Da anni si parla del vino solo in termini cuvée e di tutta il lessico che alimenta l’ennesima mitologia mediatica. Rassegne, produzione riservata all’export, ora sotto lo schiaffo dei dazi trumpiani, winemakers, incognite derivanti dai mutamenti climatici. E delle olive? Nel Salento incombe la Xylella, che da ultimo suscita l’interesse, la preoccupazione e le iniziative di Helen Mirren, altra icona del cinema venuta a stabilirsi qui.
Dove sono finite le tradizioni della vendemmia e della brucatura, della bacchiatura, della pettinatura, che segnavano il trapasso stagionale a queste latitudini? L’odore del mosto che spirava dalle cantine, sospinto nei vicoli dai ventilatori, quello della sansa che si levava dai frantoi? Gli aneddoti dei braccianti che provvedevano alle due raccolte insieme agli stessi proprietari nel caso dei piccoli poderi?
«L’uva vuol dire il buono, il bello, il tanto», verseggiava Giovanni Pascoli in La vendemmia, che pur non riferendosi allo specifico pugliese tesseva con la sua poesia un tributo epico al taglio dei grappoli, ricavandone la saga del succo di mosto.
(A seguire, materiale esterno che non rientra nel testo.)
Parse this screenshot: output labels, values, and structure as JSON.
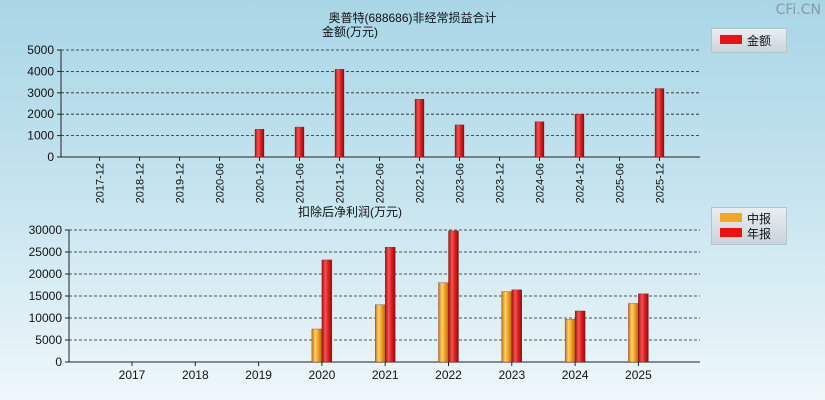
{
  "page": {
    "title": "奥普特(688686)非经常损益合计",
    "watermark": "CFi.CN"
  },
  "legend_top": [
    {
      "label": "金额",
      "color": "#ee1111"
    }
  ],
  "legend_bottom": [
    {
      "label": "中报",
      "color": "#f5a623"
    },
    {
      "label": "年报",
      "color": "#ee1111"
    }
  ],
  "chart_data": [
    {
      "type": "bar",
      "title": "金额(万元)",
      "categories": [
        "2017-12",
        "2018-12",
        "2019-12",
        "2020-06",
        "2020-12",
        "2021-06",
        "2021-12",
        "2022-06",
        "2022-12",
        "2023-06",
        "2023-12",
        "2024-06",
        "2024-12",
        "2025-06",
        "2025-12"
      ],
      "series": [
        {
          "name": "金额",
          "values": [
            0,
            0,
            0,
            0,
            1300,
            1400,
            4100,
            0,
            2700,
            1500,
            0,
            1650,
            2000,
            0,
            3200
          ]
        }
      ],
      "yticks": [
        "0",
        "1000",
        "2000",
        "3000",
        "4000",
        "5000"
      ],
      "ylim": [
        0,
        5000
      ],
      "grid": true
    },
    {
      "type": "bar",
      "title": "扣除后净利润(万元)",
      "categories": [
        "2017",
        "2018",
        "2019",
        "2020",
        "2021",
        "2022",
        "2023",
        "2024",
        "2025"
      ],
      "series": [
        {
          "name": "中报",
          "values": [
            0,
            0,
            0,
            7500,
            13000,
            18000,
            16000,
            9700,
            13300
          ]
        },
        {
          "name": "年报",
          "values": [
            0,
            0,
            0,
            23200,
            26100,
            29800,
            16400,
            11600,
            15500
          ]
        }
      ],
      "yticks": [
        "0",
        "5000",
        "10000",
        "15000",
        "20000",
        "25000",
        "30000"
      ],
      "ylim": [
        0,
        30000
      ],
      "grid": true
    }
  ]
}
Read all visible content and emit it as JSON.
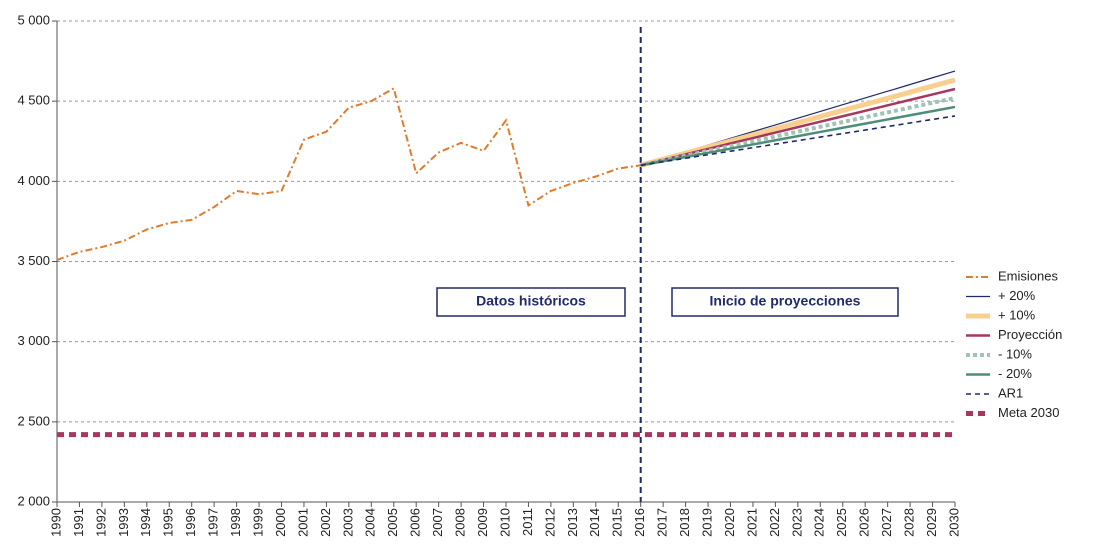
{
  "chart_data": {
    "type": "line",
    "categories": [
      "1990",
      "1991",
      "1992",
      "1993",
      "1994",
      "1995",
      "1996",
      "1997",
      "1998",
      "1999",
      "2000",
      "2001",
      "2002",
      "2003",
      "2004",
      "2005",
      "2006",
      "2007",
      "2008",
      "2009",
      "2010",
      "2011",
      "2012",
      "2013",
      "2014",
      "2015",
      "2016",
      "2017",
      "2018",
      "2019",
      "2020",
      "2021",
      "2022",
      "2023",
      "2024",
      "2025",
      "2026",
      "2027",
      "2028",
      "2029",
      "2030"
    ],
    "ylim": [
      2000,
      5000
    ],
    "yticks": [
      {
        "value": 2000,
        "label": "2 000"
      },
      {
        "value": 2500,
        "label": "2 500"
      },
      {
        "value": 3000,
        "label": "3 000"
      },
      {
        "value": 3500,
        "label": "3 500"
      },
      {
        "value": 4000,
        "label": "4 000"
      },
      {
        "value": 4500,
        "label": "4 500"
      },
      {
        "value": 5000,
        "label": "5 000"
      }
    ],
    "grid": true,
    "legend": "right",
    "projection_start": "2016",
    "annotations": [
      "Datos históricos",
      "Inicio de proyecciones"
    ],
    "series": [
      {
        "name": "Emisiones",
        "color": "#e07b2a",
        "style": "dashdot",
        "values": [
          3510,
          3560,
          3590,
          3630,
          3700,
          3740,
          3760,
          3840,
          3940,
          3920,
          3940,
          4260,
          4310,
          4460,
          4500,
          4580,
          4050,
          4180,
          4240,
          4190,
          4380,
          3850,
          3940,
          3990,
          4030,
          4080,
          4100,
          null,
          null,
          null,
          null,
          null,
          null,
          null,
          null,
          null,
          null,
          null,
          null,
          null,
          null
        ]
      },
      {
        "name": "+ 20%",
        "color": "#1f2a6b",
        "style": "thin",
        "values": [
          null,
          null,
          null,
          null,
          null,
          null,
          null,
          null,
          null,
          null,
          null,
          null,
          null,
          null,
          null,
          null,
          null,
          null,
          null,
          null,
          null,
          null,
          null,
          null,
          null,
          null,
          4100,
          4142,
          4184,
          4226,
          4268,
          4310,
          4352,
          4394,
          4436,
          4478,
          4520,
          4562,
          4604,
          4646,
          4688
        ]
      },
      {
        "name": "+ 10%",
        "color": "#f9cf8f",
        "style": "thick",
        "values": [
          null,
          null,
          null,
          null,
          null,
          null,
          null,
          null,
          null,
          null,
          null,
          null,
          null,
          null,
          null,
          null,
          null,
          null,
          null,
          null,
          null,
          null,
          null,
          null,
          null,
          null,
          4100,
          4138,
          4176,
          4214,
          4252,
          4290,
          4328,
          4366,
          4404,
          4442,
          4480,
          4518,
          4556,
          4594,
          4632
        ]
      },
      {
        "name": "Proyección",
        "color": "#a8365f",
        "style": "solid",
        "values": [
          null,
          null,
          null,
          null,
          null,
          null,
          null,
          null,
          null,
          null,
          null,
          null,
          null,
          null,
          null,
          null,
          null,
          null,
          null,
          null,
          null,
          null,
          null,
          null,
          null,
          null,
          4100,
          4134,
          4168,
          4202,
          4236,
          4270,
          4304,
          4338,
          4372,
          4406,
          4440,
          4474,
          4508,
          4542,
          4576
        ]
      },
      {
        "name": "- 10%",
        "color": "#9ec4b4",
        "style": "dotted",
        "values": [
          null,
          null,
          null,
          null,
          null,
          null,
          null,
          null,
          null,
          null,
          null,
          null,
          null,
          null,
          null,
          null,
          null,
          null,
          null,
          null,
          null,
          null,
          null,
          null,
          null,
          null,
          4100,
          4130,
          4160,
          4190,
          4220,
          4250,
          4280,
          4310,
          4340,
          4370,
          4400,
          4430,
          4460,
          4490,
          4520
        ]
      },
      {
        "name": "- 20%",
        "color": "#4f8c7a",
        "style": "solid",
        "values": [
          null,
          null,
          null,
          null,
          null,
          null,
          null,
          null,
          null,
          null,
          null,
          null,
          null,
          null,
          null,
          null,
          null,
          null,
          null,
          null,
          null,
          null,
          null,
          null,
          null,
          null,
          4100,
          4126,
          4152,
          4178,
          4204,
          4230,
          4256,
          4282,
          4308,
          4334,
          4360,
          4386,
          4412,
          4438,
          4464
        ]
      },
      {
        "name": "AR1",
        "color": "#1f2a6b",
        "style": "dashed",
        "values": [
          null,
          null,
          null,
          null,
          null,
          null,
          null,
          null,
          null,
          null,
          null,
          null,
          null,
          null,
          null,
          null,
          null,
          null,
          null,
          null,
          null,
          null,
          null,
          null,
          null,
          null,
          4100,
          4122,
          4144,
          4166,
          4188,
          4210,
          4232,
          4254,
          4276,
          4298,
          4320,
          4342,
          4364,
          4386,
          4408
        ]
      },
      {
        "name": "Meta 2030",
        "color": "#a8365f",
        "style": "dashed-thick",
        "values": [
          2420,
          2420,
          2420,
          2420,
          2420,
          2420,
          2420,
          2420,
          2420,
          2420,
          2420,
          2420,
          2420,
          2420,
          2420,
          2420,
          2420,
          2420,
          2420,
          2420,
          2420,
          2420,
          2420,
          2420,
          2420,
          2420,
          2420,
          2420,
          2420,
          2420,
          2420,
          2420,
          2420,
          2420,
          2420,
          2420,
          2420,
          2420,
          2420,
          2420,
          2420
        ]
      }
    ]
  }
}
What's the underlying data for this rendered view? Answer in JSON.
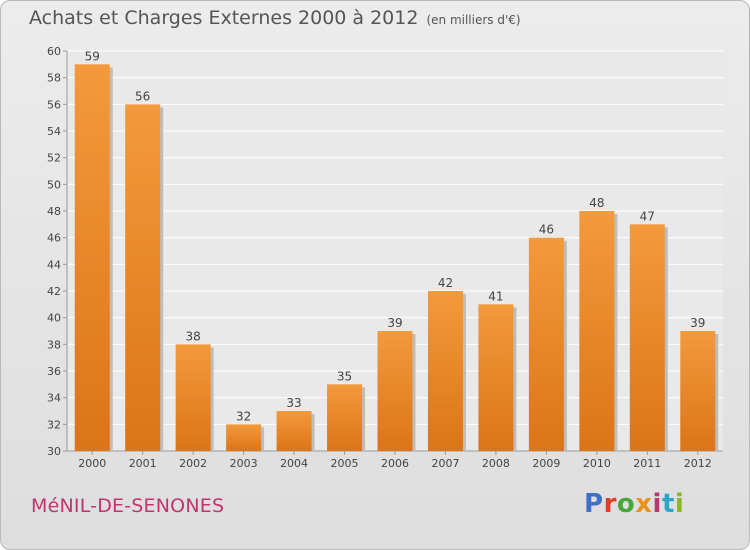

E ancora, Cesare Pavese: «Una vigna che sale sul dorso di un colle fino a incedersi nel cielo, è una vista familiare, eppure le cortine dei filari semplici e profonde appaiono una porta magica. Sotto le viti la terra rossa è dissodata, le foglie nascondono tesori, e di là dalle foglie sta il cielo». O Italo Calvino: «Ma c’erano vaste pendici di vigneti, e ad agosto, sotto il fogliame dei filari l’uva rossese gonfiava in grappoli d’un succo denso già di color vino». In Gargano segreto e Il mio Gargano, il grande letterato di San Marco in Lamis, Pasquale Soccio, si profonde in evocazioni dei filari che disegnano la mappa dei vigneti sulla Capitanata.
La vendemmia era anche un modo di arrotondare la paghetta settimanale per gli studenti della generazione che a scuola ci tornava il primo ottobre. Fra di loro, l’attore Gino Nardella, oggi assurto alla celebrità come agente Casella, pezzo forte della squadra di Rocco Schiavone nella serie RAI. Lui a vendemmiare ci andava su un ciclomotore Piaggio, modello «Ciao», del 1971, più che sufficiente in quei mesi di settembre ancora tiepidi, se non torridi. Mentre Andrea Pazienza rombava lungo i tratturi sul Dingo Cross della Guzzi.
Nelle vigne si mescolavano ai braccianti altri studenti riciclatisi coglitori d’uva, chi per lusso, chi per necessità. «Cugghjite! Cugghjite l’acini, ca quill so’ tutti vuccherucci di vino!» urlavano certi anziani esperti agli acnoici dilettanti. Ovvero: «Cogliete! Cogliete tutti i chicchi sparsi sul terreno, ché anche quelli sono tutti bicchierini di vino in più!».
Esperti di agricoltura avrebbero notato che si insisteva a piantare i tendoni, laddove nella Valle d’Itria si optava per la vigna vascia, bassa, che negli anni avrebbe fruttato a Locorotondo il primato pugliese.
Quanto alla raccolta delle olive, fu il tratto identificatore di Rosanna Fratello, originaria di San Severo, nel programma serale I soliti ignoti. La cantante riandò con orgoglio alle sue radici. La campagna costituiva un rito iniziatico senza distinzione di sessi. Donne e uomini, ragazze e ragazzi liberavano i nodosi e secolari alberi di ulivo dai frutti che avrebbero trionfato nelle cucine.
Prima della Xylella, quei tronchi componevano foreste ubertose, dove i rami e le fronde intrecciavano poemi bucolici da trasformare nel condimento essenziale.
Vi dedica una lirica sublime Padre Enzo Bianchi: «Ho contemplato a lungo questo vecchio ulivo /cresciuto in terra arida / piegato e scavato dal vento maestrale / sbattuto da tempeste e arso dal sole cocente. /Tuttavia, carico di frutti, dona olio fragrante / come chi dopo una vita dura vive ancora / donando fiducia e creando speranza.»
E non ci si aspetterebbe di incontrare sul tema uno stralcio di Agatha Christie, così lontana dalla solarità meridionale: «Com’era bello starsene seduti sotto gli ulivi, appagati e felici di essere insieme in quella specie di paradiso terrestre».